Die Regierung in Ramallah steht auf dem Standpunkt, dass der Gaza-Streifen nicht Fatah-frei sein darf. Also begann Israel, die ersten Fatah-Flüchtlinge wieder in den Gaza-Streifen zu transferieren. Als jedoch erste Meldungen bekannt wurden, dass die Rückkehrer unverzüglich von den Hamas-Polizisten festgenommen und in Gefängnisse transportiert wurden, stoppte die israelische Armee den Rücktransport, weil sie um das Leben der Fatah-Flüchtlinge fürchtet.

Die Männer wurden am Montag aber dann doch nach Ramallah gebracht. Clan-Chef Achmed Chilles sagte vom Krankenhausbett aus, er werde zunächst in Israel bleiben. Der 56 Jahre alte Stammesführer gab zu, er fürchte um sein Leben, streitet aber ab, dass sein Clan an dem mysteriösen Bombenanschlag beteiligt gewesen war: "Die Hamas will einfach nicht eine starke und große Familie wie unsere im Gaza-Streifen. Sie wollen die Alleinherrschaft, deshalb verfolgen sie uns."

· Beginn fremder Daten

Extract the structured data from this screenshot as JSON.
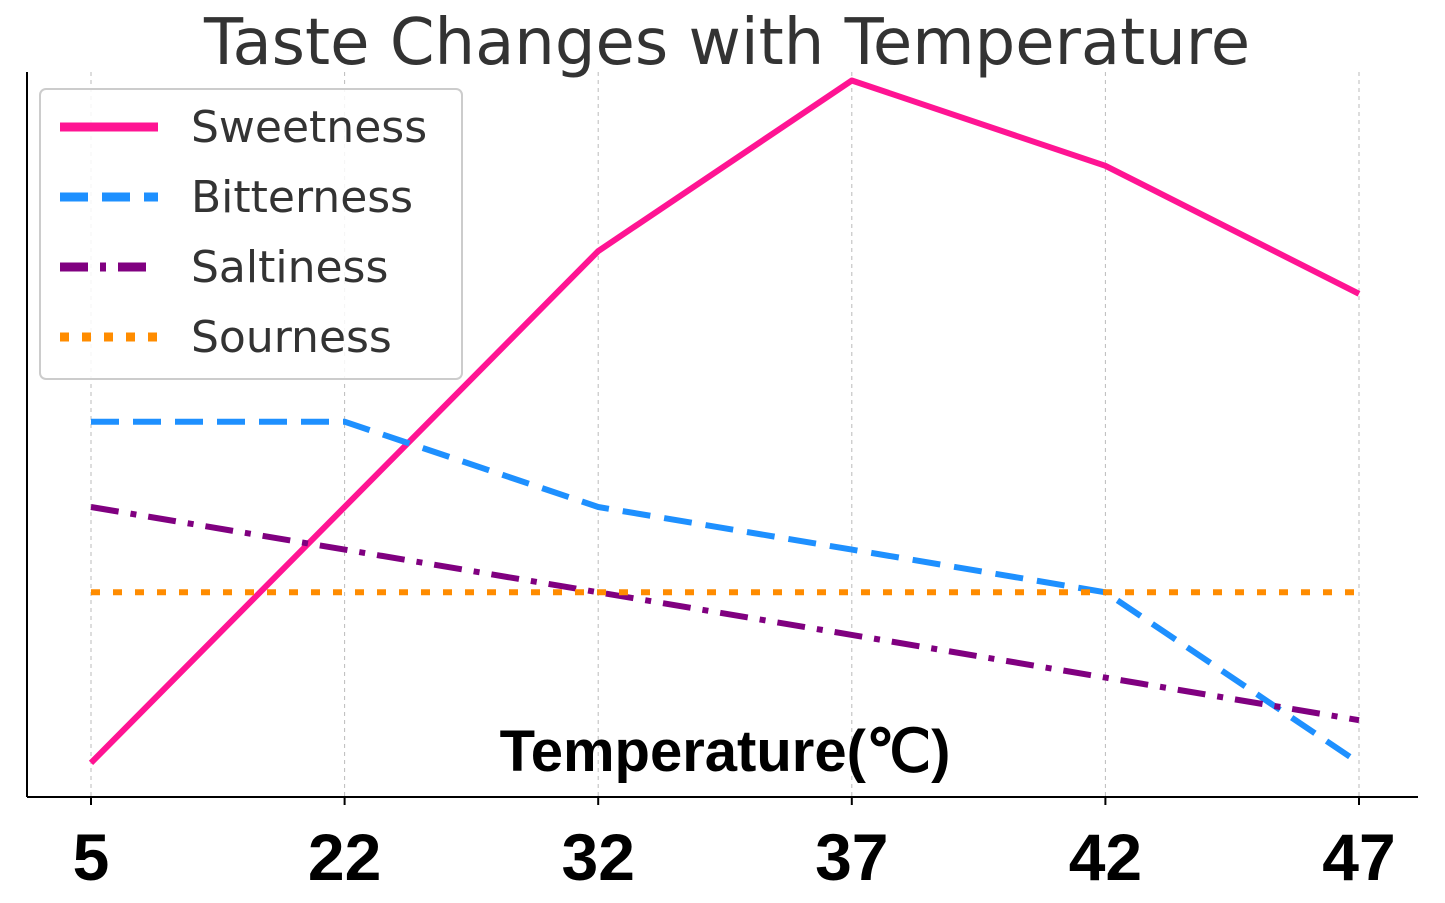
{
  "chart_data": {
    "type": "line",
    "title": "Taste Changes with Temperature",
    "xlabel": "Temperature(℃)",
    "ylabel": "",
    "x": [
      5,
      22,
      32,
      37,
      42,
      47
    ],
    "ylim": [
      0,
      8.5
    ],
    "grid": {
      "x": true,
      "y": false
    },
    "legend_position": "top-left",
    "series": [
      {
        "name": "Sweetness",
        "values": [
          0.4,
          3.4,
          6.4,
          8.4,
          7.4,
          5.9
        ],
        "color": "#ff1493",
        "style": "solid"
      },
      {
        "name": "Bitterness",
        "values": [
          4.4,
          4.4,
          3.4,
          2.9,
          2.4,
          0.4
        ],
        "color": "#1e90ff",
        "style": "dashed"
      },
      {
        "name": "Saltiness",
        "values": [
          3.4,
          2.9,
          2.4,
          1.9,
          1.4,
          0.9
        ],
        "color": "#800080",
        "style": "dashdot"
      },
      {
        "name": "Sourness",
        "values": [
          2.4,
          2.4,
          2.4,
          2.4,
          2.4,
          2.4
        ],
        "color": "#ff8c00",
        "style": "dotted"
      }
    ]
  }
}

Die israelische Armee schmückte sich am Montag mit der Pressemitteilung, sie habe den Rücktransport der Fatah-Flüchtlinge aus humanitären Gründen gestoppt. Doch die Armee hat auch ein eigennütziges Interesse an den Flüchtlingen. Israel gewährt ihnen das Leben, dafür müssen sie wertvolle Informationen liefern. Die Flüchtlinge werden vom israelischen Geheimdienst ausgefragt über die Hamas-Herrschaft im Gaza-Streifen und über die Raketenwerfer.